The leading Republican candidates are still trying to promote
free trade. "Our philosophy has to be not how many protectionist measures can we
put in place, but how do we invent new things to sell" abroad, former New York
City Mayor Rudy Giuliani said in a recent interview. "That's the view of the
future. What [protectionists] are trying to do is lock in the inadequacies of
the past."

Such a stance is sure to face a challenge in the 2008 general
election. Though President Bill Clinton famously steered the Democratic Party
toward a less-protectionist bent and promoted the North American Free Trade
Agreement, his wife and the current Democratic front-runner, Hillary Rodham
Clinton, has adopted more skeptical rhetoric. Mrs. Clinton has come out against
a U.S. trade deal with South Korea.

Other leading Democrats have been harshly critical of trade
expansion, pleasing their party's labor-union backers. In a March 2007 WSJ/NBC
poll, before recent scandals involving tainted imports, 54% of Democratic voters
said free-trade agreements have hurt the U.S., compared with 21% who said they
have helped.


Wednesday, October 03, 2007

The dollar value of good institutions

I am still taken by the World Bank's research on intangible wealth (my blog of last Saturday). Their estimate of intangible wealth per U.S. worker was just over $400,000. Congenial institutions, in their view, are part of intangible wealth.

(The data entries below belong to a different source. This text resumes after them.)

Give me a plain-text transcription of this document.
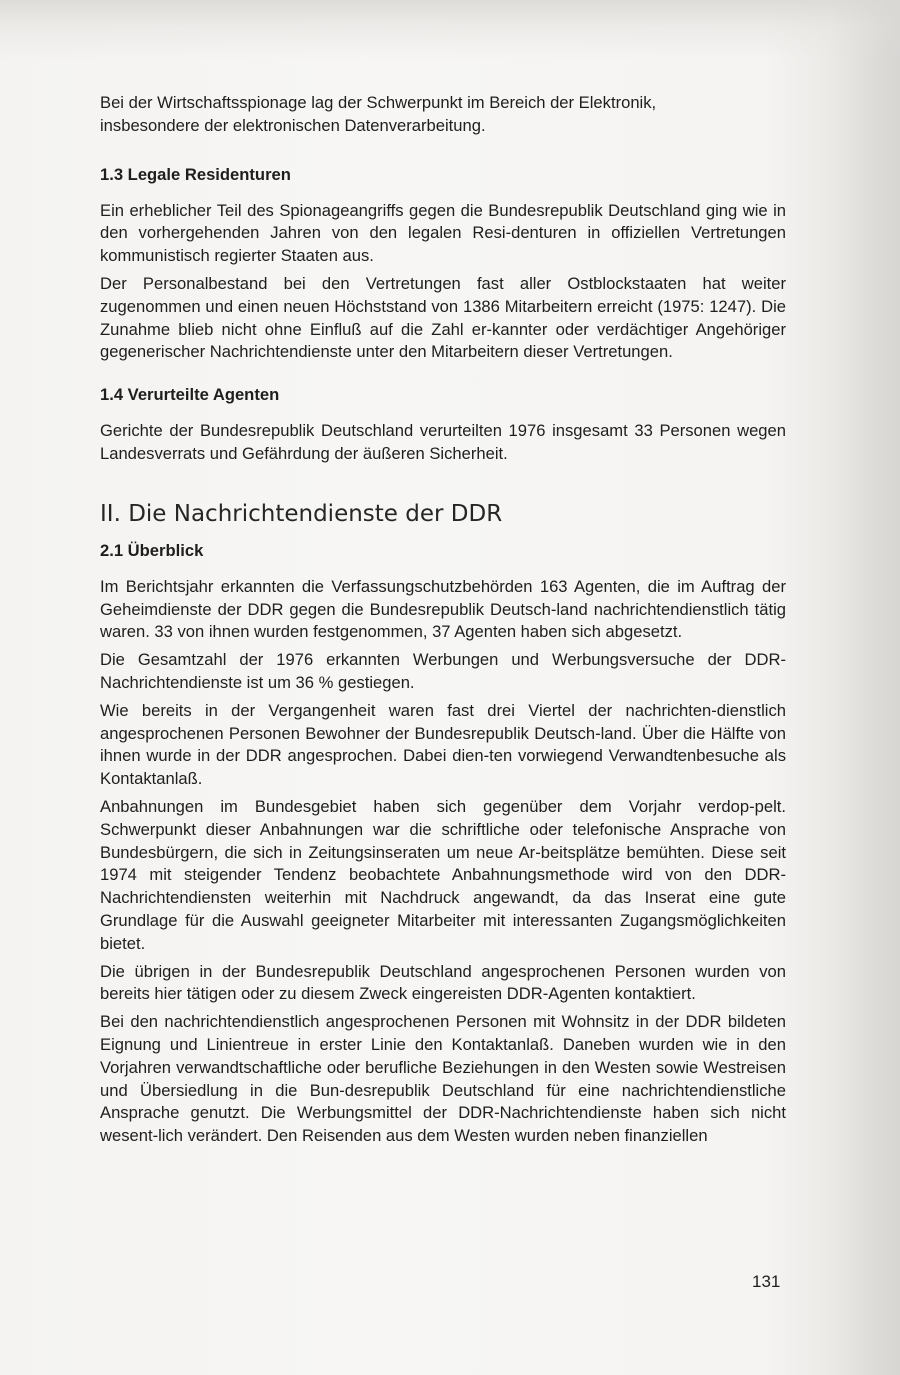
Bei der Wirtschaftsspionage lag der Schwerpunkt im Bereich der Elektronik,
insbesondere der elektronischen Datenverarbeitung.

1.3 Legale Residenturen

Ein erheblicher Teil des Spionageangriffs gegen die Bundesrepublik Deutschland ging wie in den vorhergehenden Jahren von den legalen Resi-denturen in offiziellen Vertretungen kommunistisch regierter Staaten aus.

Der Personalbestand bei den Vertretungen fast aller Ostblockstaaten hat weiter zugenommen und einen neuen Höchststand von 1386 Mitarbeitern erreicht (1975: 1247). Die Zunahme blieb nicht ohne Einfluß auf die Zahl er-kannter oder verdächtiger Angehöriger gegenerischer Nachrichtendienste unter den Mitarbeitern dieser Vertretungen.

1.4 Verurteilte Agenten

Gerichte der Bundesrepublik Deutschland verurteilten 1976 insgesamt 33 Personen wegen Landesverrats und Gefährdung der äußeren Sicherheit.

II. Die Nachrichtendienste der DDR
2.1 Überblick

Im Berichtsjahr erkannten die Verfassungschutzbehörden 163 Agenten, die im Auftrag der Geheimdienste der DDR gegen die Bundesrepublik Deutsch-land nachrichtendienstlich tätig waren. 33 von ihnen wurden festgenommen, 37 Agenten haben sich abgesetzt.

Die Gesamtzahl der 1976 erkannten Werbungen und Werbungsversuche der DDR-Nachrichtendienste ist um 36 % gestiegen.

Wie bereits in der Vergangenheit waren fast drei Viertel der nachrichten-dienstlich angesprochenen Personen Bewohner der Bundesrepublik Deutsch-land. Über die Hälfte von ihnen wurde in der DDR angesprochen. Dabei dien-ten vorwiegend Verwandtenbesuche als Kontaktanlaß.

Anbahnungen im Bundesgebiet haben sich gegenüber dem Vorjahr verdop-pelt. Schwerpunkt dieser Anbahnungen war die schriftliche oder telefonische Ansprache von Bundesbürgern, die sich in Zeitungsinseraten um neue Ar-beitsplätze bemühten. Diese seit 1974 mit steigender Tendenz beobachtete Anbahnungsmethode wird von den DDR-Nachrichtendiensten weiterhin mit Nachdruck angewandt, da das Inserat eine gute Grundlage für die Auswahl geeigneter Mitarbeiter mit interessanten Zugangsmöglichkeiten bietet.

Die übrigen in der Bundesrepublik Deutschland angesprochenen Personen wurden von bereits hier tätigen oder zu diesem Zweck eingereisten DDR-Agenten kontaktiert.

Bei den nachrichtendienstlich angesprochenen Personen mit Wohnsitz in der DDR bildeten Eignung und Linientreue in erster Linie den Kontaktanlaß. Daneben wurden wie in den Vorjahren verwandtschaftliche oder berufliche Beziehungen in den Westen sowie Westreisen und Übersiedlung in die Bun-desrepublik Deutschland für eine nachrichtendienstliche Ansprache genutzt. Die Werbungsmittel der DDR-Nachrichtendienste haben sich nicht wesent-lich verändert. Den Reisenden aus dem Westen wurden neben finanziellen

131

But if I take the NPV of U.S. GDP (all 2006 data here) and subtract the dollar value of the labor force (at $5-million per worker) and also subtract the BEA's estimate of the value of fixed assets (less consumer durables), then the only way that I can get a residual (per worker) that is close to the WB result is to use a discount rate of 1.47%. That's low but not crazy. It assumes a very low-risk asset (the U.S. economy in this case).

This is back-of-the-envelope and does not follow the WB report's approach. But it works. Undermine institutions, add risk and the discount rate goes up bringing the residual down.